Василь шел, молча посапывая. Упорного молчания я не любил. Человек так уверен в своей правоте, что наглухо запирается. Собственной правоты ему достаточно. К тому же в молчании какой-то непереносимый упрек. Василь Дундук додумался, а ты нет. И правота как бы не собственная, а деревенская, бессловесная, с которой он когда-то стоял перед нами набыченный и которая опять нет-нет и скажется в его упорном молчании.

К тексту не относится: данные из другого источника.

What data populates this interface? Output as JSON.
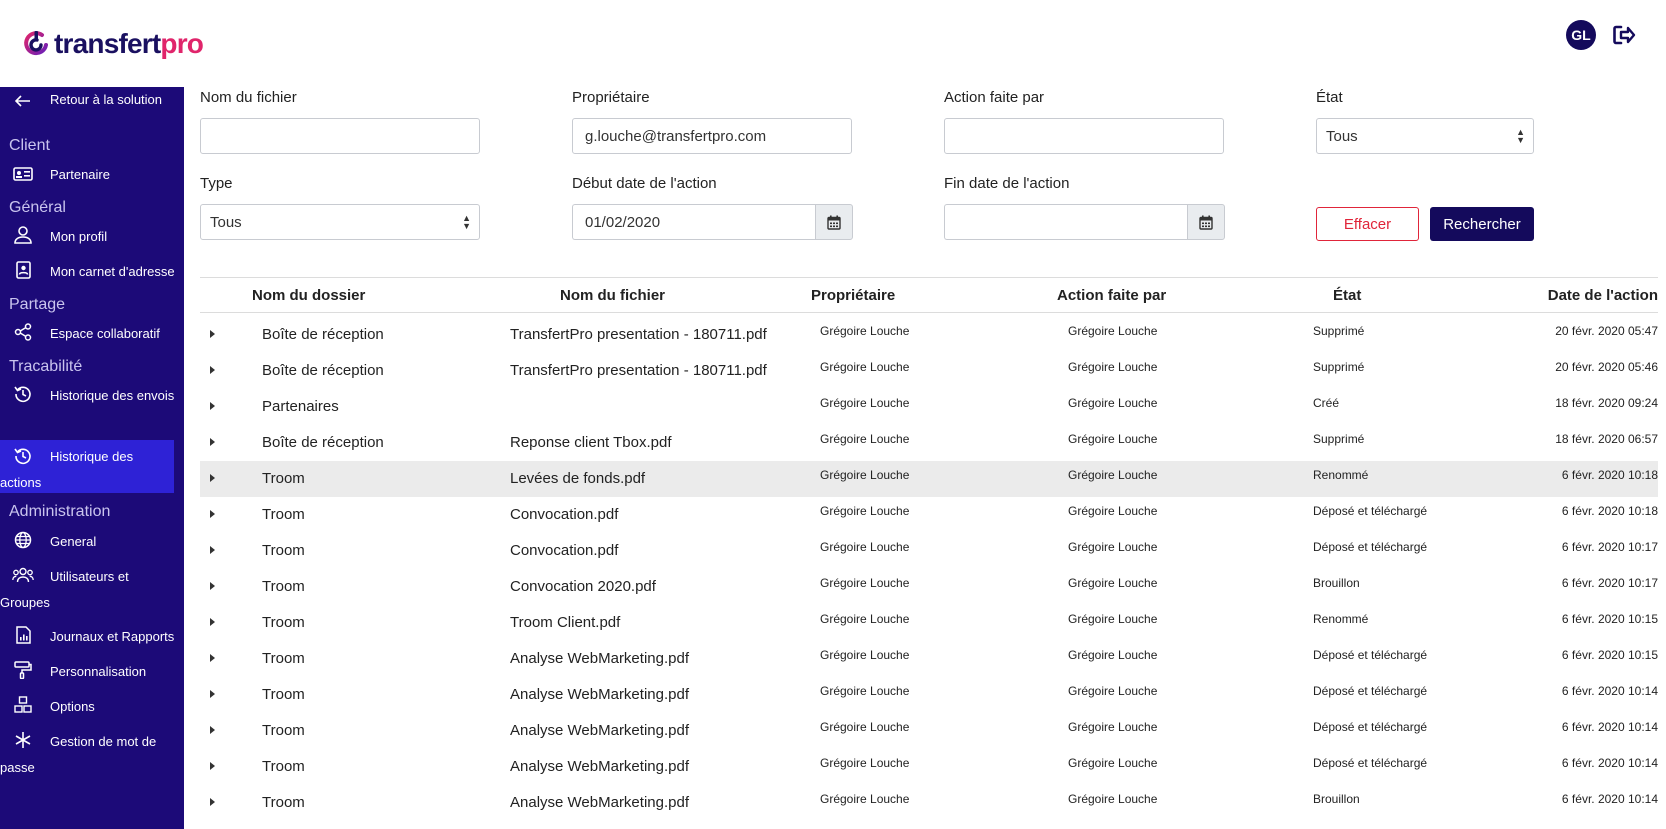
{
  "brand": {
    "name_part1": "transfert",
    "name_part2": "pro",
    "accent": "#e0256b",
    "primary": "#1c0a78"
  },
  "user": {
    "initials": "GL"
  },
  "sidebar": {
    "back_label": "Retour à la solution",
    "sections": {
      "client": "Client",
      "general": "Général",
      "partage": "Partage",
      "tracabilite": "Tracabilité",
      "administration": "Administration"
    },
    "items": {
      "partenaire": "Partenaire",
      "mon_profil": "Mon profil",
      "carnet": "Mon carnet d'adresse",
      "espace": "Espace collaboratif",
      "hist_envois": "Historique des envois",
      "hist_actions_1": "Historique des",
      "hist_actions_2": "actions",
      "general": "General",
      "users_1": "Utilisateurs et",
      "users_2": "Groupes",
      "journaux": "Journaux et Rapports",
      "perso": "Personnalisation",
      "options": "Options",
      "mdp_1": "Gestion de mot de",
      "mdp_2": "passe"
    }
  },
  "filters": {
    "file_name_label": "Nom du fichier",
    "file_name_value": "",
    "owner_label": "Propriétaire",
    "owner_value": "g.louche@transfertpro.com",
    "action_by_label": "Action faite par",
    "action_by_value": "",
    "state_label": "État",
    "state_value": "Tous",
    "type_label": "Type",
    "type_value": "Tous",
    "start_label": "Début date de l'action",
    "start_value": "01/02/2020",
    "end_label": "Fin date de l'action",
    "end_value": "",
    "clear_label": "Effacer",
    "search_label": "Rechercher"
  },
  "table": {
    "headers": [
      "Nom du dossier",
      "Nom du fichier",
      "Propriétaire",
      "Action faite par",
      "État",
      "Date de l'action"
    ],
    "rows": [
      {
        "folder": "Boîte de réception",
        "file": "TransfertPro presentation - 180711.pdf",
        "owner": "Grégoire Louche",
        "by": "Grégoire Louche",
        "state": "Supprimé",
        "date": "20 févr. 2020 05:47"
      },
      {
        "folder": "Boîte de réception",
        "file": "TransfertPro presentation - 180711.pdf",
        "owner": "Grégoire Louche",
        "by": "Grégoire Louche",
        "state": "Supprimé",
        "date": "20 févr. 2020 05:46"
      },
      {
        "folder": "Partenaires",
        "file": "",
        "owner": "Grégoire Louche",
        "by": "Grégoire Louche",
        "state": "Créé",
        "date": "18 févr. 2020 09:24"
      },
      {
        "folder": "Boîte de réception",
        "file": "Reponse client Tbox.pdf",
        "owner": "Grégoire Louche",
        "by": "Grégoire Louche",
        "state": "Supprimé",
        "date": "18 févr. 2020 06:57"
      },
      {
        "folder": "Troom",
        "file": "Levées de fonds.pdf",
        "owner": "Grégoire Louche",
        "by": "Grégoire Louche",
        "state": "Renommé",
        "date": "6 févr. 2020 10:18"
      },
      {
        "folder": "Troom",
        "file": "Convocation.pdf",
        "owner": "Grégoire Louche",
        "by": "Grégoire Louche",
        "state": "Déposé et téléchargé",
        "date": "6 févr. 2020 10:18"
      },
      {
        "folder": "Troom",
        "file": "Convocation.pdf",
        "owner": "Grégoire Louche",
        "by": "Grégoire Louche",
        "state": "Déposé et téléchargé",
        "date": "6 févr. 2020 10:17"
      },
      {
        "folder": "Troom",
        "file": "Convocation 2020.pdf",
        "owner": "Grégoire Louche",
        "by": "Grégoire Louche",
        "state": "Brouillon",
        "date": "6 févr. 2020 10:17"
      },
      {
        "folder": "Troom",
        "file": "Troom Client.pdf",
        "owner": "Grégoire Louche",
        "by": "Grégoire Louche",
        "state": "Renommé",
        "date": "6 févr. 2020 10:15"
      },
      {
        "folder": "Troom",
        "file": "Analyse WebMarketing.pdf",
        "owner": "Grégoire Louche",
        "by": "Grégoire Louche",
        "state": "Déposé et téléchargé",
        "date": "6 févr. 2020 10:15"
      },
      {
        "folder": "Troom",
        "file": "Analyse WebMarketing.pdf",
        "owner": "Grégoire Louche",
        "by": "Grégoire Louche",
        "state": "Déposé et téléchargé",
        "date": "6 févr. 2020 10:14"
      },
      {
        "folder": "Troom",
        "file": "Analyse WebMarketing.pdf",
        "owner": "Grégoire Louche",
        "by": "Grégoire Louche",
        "state": "Déposé et téléchargé",
        "date": "6 févr. 2020 10:14"
      },
      {
        "folder": "Troom",
        "file": "Analyse WebMarketing.pdf",
        "owner": "Grégoire Louche",
        "by": "Grégoire Louche",
        "state": "Déposé et téléchargé",
        "date": "6 févr. 2020 10:14"
      },
      {
        "folder": "Troom",
        "file": "Analyse WebMarketing.pdf",
        "owner": "Grégoire Louche",
        "by": "Grégoire Louche",
        "state": "Brouillon",
        "date": "6 févr. 2020 10:14"
      }
    ]
  }
}
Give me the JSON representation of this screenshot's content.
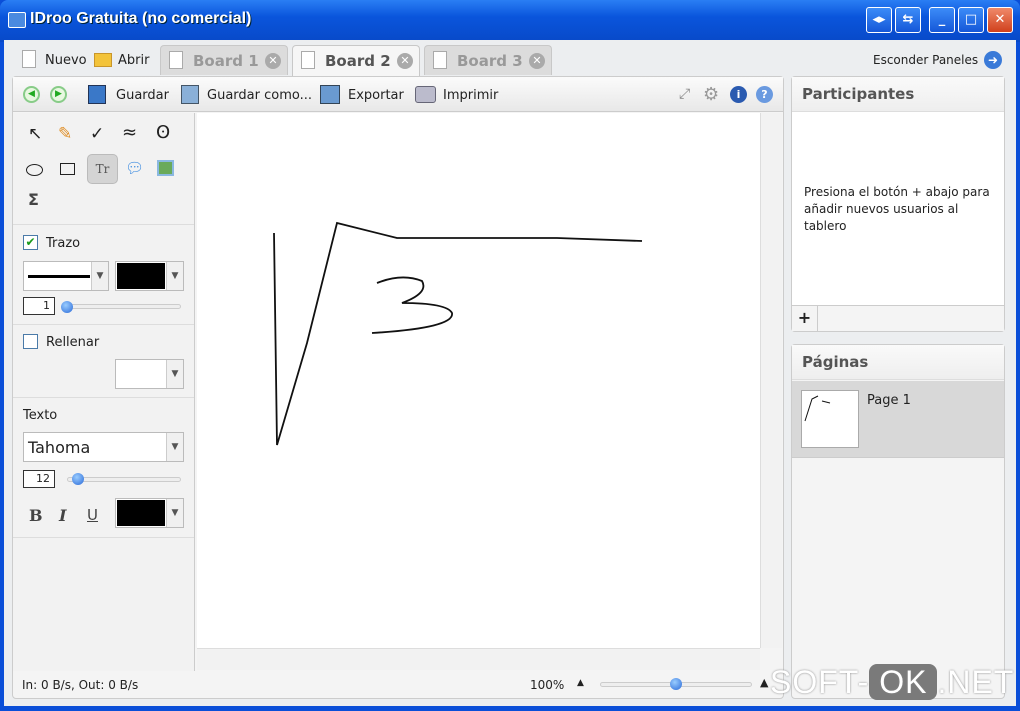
{
  "window": {
    "title": "IDroo Gratuita (no comercial)"
  },
  "tabs": {
    "new_label": "Nuevo",
    "open_label": "Abrir",
    "boards": [
      {
        "label": "Board 1",
        "active": false
      },
      {
        "label": "Board 2",
        "active": true
      },
      {
        "label": "Board 3",
        "active": false
      }
    ],
    "hide_panels_label": "Esconder Paneles"
  },
  "toolbar": {
    "save_label": "Guardar",
    "save_as_label": "Guardar como...",
    "export_label": "Exportar",
    "print_label": "Imprimir"
  },
  "tools": {
    "stroke_label": "Trazo",
    "stroke_checked": true,
    "stroke_width": "1",
    "stroke_color": "#000000",
    "fill_label": "Rellenar",
    "fill_checked": false,
    "fill_color": "#ffffff",
    "text_label": "Texto",
    "font": "Tahoma",
    "font_size": "12",
    "text_color": "#000000",
    "bold": "B",
    "italic": "I",
    "underline": "U",
    "sigma": "Σ",
    "text_tool": "Tr"
  },
  "participants": {
    "title": "Participantes",
    "hint": "Presiona el botón + abajo para añadir nuevos usuarios al tablero",
    "add": "+"
  },
  "pages": {
    "title": "Páginas",
    "items": [
      {
        "label": "Page 1"
      }
    ]
  },
  "status": {
    "traffic": "In: 0 B/s, Out: 0 B/s",
    "zoom": "100%",
    "zoom_level": 0.5
  },
  "watermark": {
    "text": "SOFT-OK.NET"
  }
}
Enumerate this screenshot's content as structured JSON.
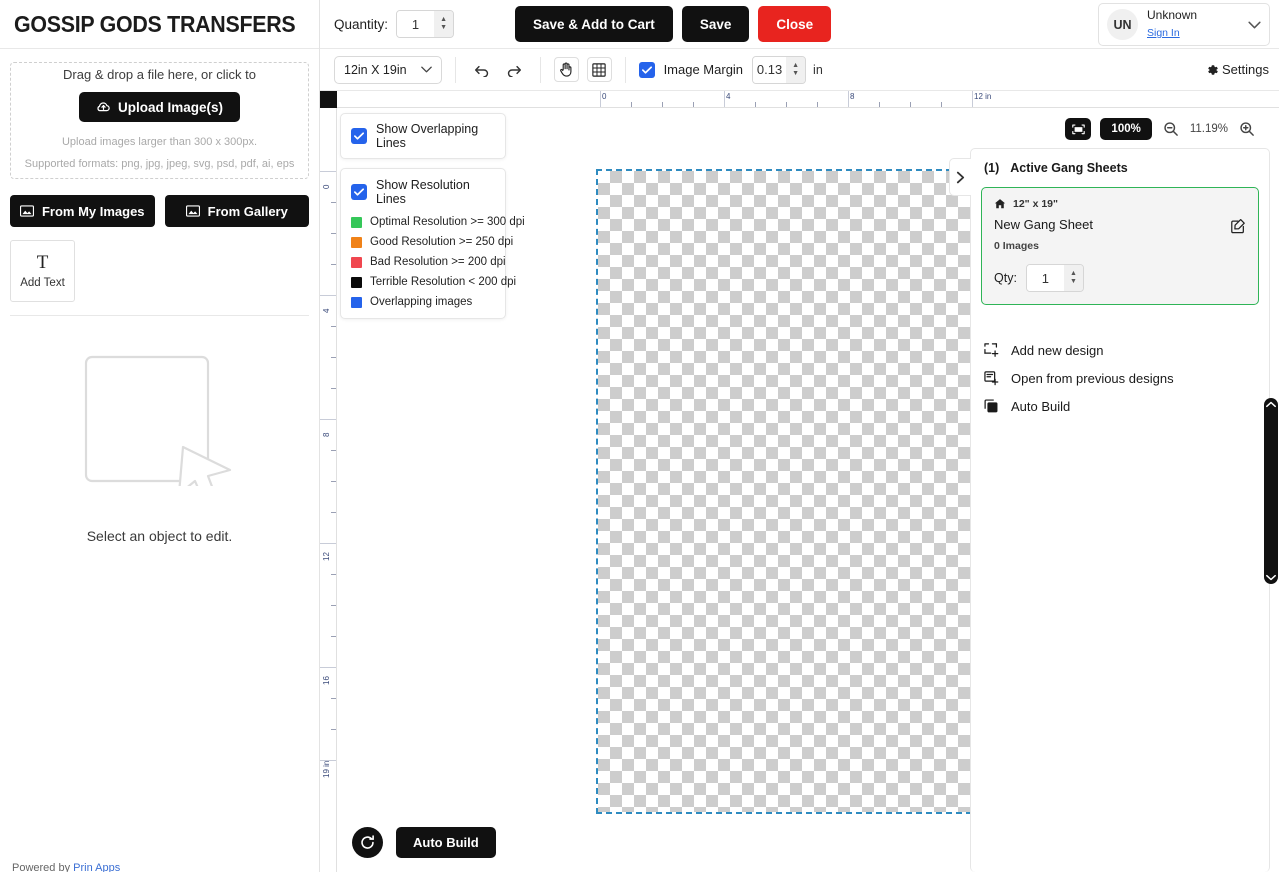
{
  "brand": {
    "title": "GOSSIP GODS TRANSFERS"
  },
  "sidebar": {
    "dropzone": {
      "heading": "Drag & drop a file here, or click to",
      "upload_label": "Upload Image(s)",
      "note_size": "Upload images larger than 300 x 300px.",
      "note_formats": "Supported formats: png, jpg, jpeg, svg, psd, pdf, ai, eps"
    },
    "sources": [
      {
        "label": "From My Images",
        "icon": "image-icon"
      },
      {
        "label": "From Gallery",
        "icon": "image-icon"
      }
    ],
    "tools": [
      {
        "label": "Add Text",
        "glyph": "T",
        "icon": "text-icon"
      }
    ],
    "empty_state": {
      "message": "Select an object to edit.",
      "icon": "cursor-select-icon"
    },
    "footer": {
      "prefix": "Powered by ",
      "link": "Prin Apps"
    }
  },
  "topbar": {
    "quantity_label": "Quantity:",
    "quantity_value": "1",
    "buttons": [
      {
        "label": "Save & Add to Cart",
        "style": "dark"
      },
      {
        "label": "Save",
        "style": "dark"
      },
      {
        "label": "Close",
        "style": "red"
      }
    ],
    "account": {
      "initials": "UN",
      "name": "Unknown",
      "link": "Sign In"
    }
  },
  "toolbar": {
    "size_value": "12in X 19in",
    "undo_icon": "undo-icon",
    "redo_icon": "redo-icon",
    "pan_icon": "hand-pan-icon",
    "grid_icon": "grid-icon",
    "image_margin_label": "Image Margin",
    "image_margin_value": "0.13",
    "image_margin_checked": true,
    "unit": "in",
    "settings_label": "Settings"
  },
  "zoom_controls": {
    "fit_icon": "fit-to-screen-icon",
    "preset_label": "100%",
    "zoom_out_icon": "zoom-out-icon",
    "zoom_in_icon": "zoom-in-icon",
    "current_zoom": "11.19%"
  },
  "rulers": {
    "horizontal_labels": [
      "0",
      "4",
      "8",
      "12 in"
    ],
    "vertical_labels": [
      "0",
      "4",
      "8",
      "12",
      "16",
      "19 in"
    ]
  },
  "legend": {
    "overlapping_toggle": {
      "label": "Show Overlapping Lines",
      "checked": true
    },
    "resolution_toggle": {
      "label": "Show Resolution Lines",
      "checked": true
    },
    "items": [
      {
        "label": "Optimal Resolution >= 300 dpi",
        "color": "#35c759"
      },
      {
        "label": "Good Resolution >= 250 dpi",
        "color": "#f08218"
      },
      {
        "label": "Bad Resolution >= 200 dpi",
        "color": "#f0474f"
      },
      {
        "label": "Terrible Resolution < 200 dpi",
        "color": "#0a0a0a"
      },
      {
        "label": "Overlapping images",
        "color": "#2563eb"
      }
    ]
  },
  "right_panel": {
    "count_badge": "(1)",
    "title": "Active Gang Sheets",
    "collapse_icon": "chevron-right-icon",
    "sheet": {
      "dimensions": "12\" x 19\"",
      "home_icon": "home-icon",
      "name": "New Gang Sheet",
      "images_count": "0 Images",
      "qty_label": "Qty:",
      "qty_value": "1",
      "edit_icon": "edit-icon",
      "border_color": "#2fb457"
    },
    "actions": [
      {
        "label": "Add new design",
        "icon": "add-design-icon"
      },
      {
        "label": "Open from previous designs",
        "icon": "open-previous-icon"
      },
      {
        "label": "Auto Build",
        "icon": "auto-build-icon"
      }
    ]
  },
  "bottom_bar": {
    "refresh_icon": "refresh-icon",
    "auto_build_label": "Auto Build"
  },
  "scrollbar": {
    "up_icon": "chevron-up-icon",
    "down_icon": "chevron-down-icon"
  }
}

— Блатыга немца не шарахнул бы? — спросил Костик.
— Лучше он нас кого-нибудь шарахнет, — не сразу ответил Василь.
Я и сам так думал, но почему-то с сочувствием услышал, как возмутился Костик:
— Понимаешь! Дундук! Ты шарахнешь? Да?
Василь опять замолчал, и раздражение от его молчания накапливалось. Без слов нельзя спорить. Без спора не договоришься. И потом, если слов нет, на чем же держится правота?
Это было знакомое раздражение. Оттого, что чаще говорили мы, а Василь молчал, нам с Костиком казалось, что он соглашается с нами. Но потом оказывалось, что это не так. И это «не так» держалось не на словах, которые можно было бы понять, а на молчании, к которому неизвестно как подойти. Из глубины этого молчания возникало что-то совсем уж неподобное.
— Зачем немца шарахать? — сказал Василь, словно решился выговориться до конца.
— Он же фашист! — сказал я. — Месяц назад он бы тебя живьем съел!
Василь молчал, и я возмутился:
— Что же ты молчишь?
С той же набыченностыо Василь ответил:
— Пусть.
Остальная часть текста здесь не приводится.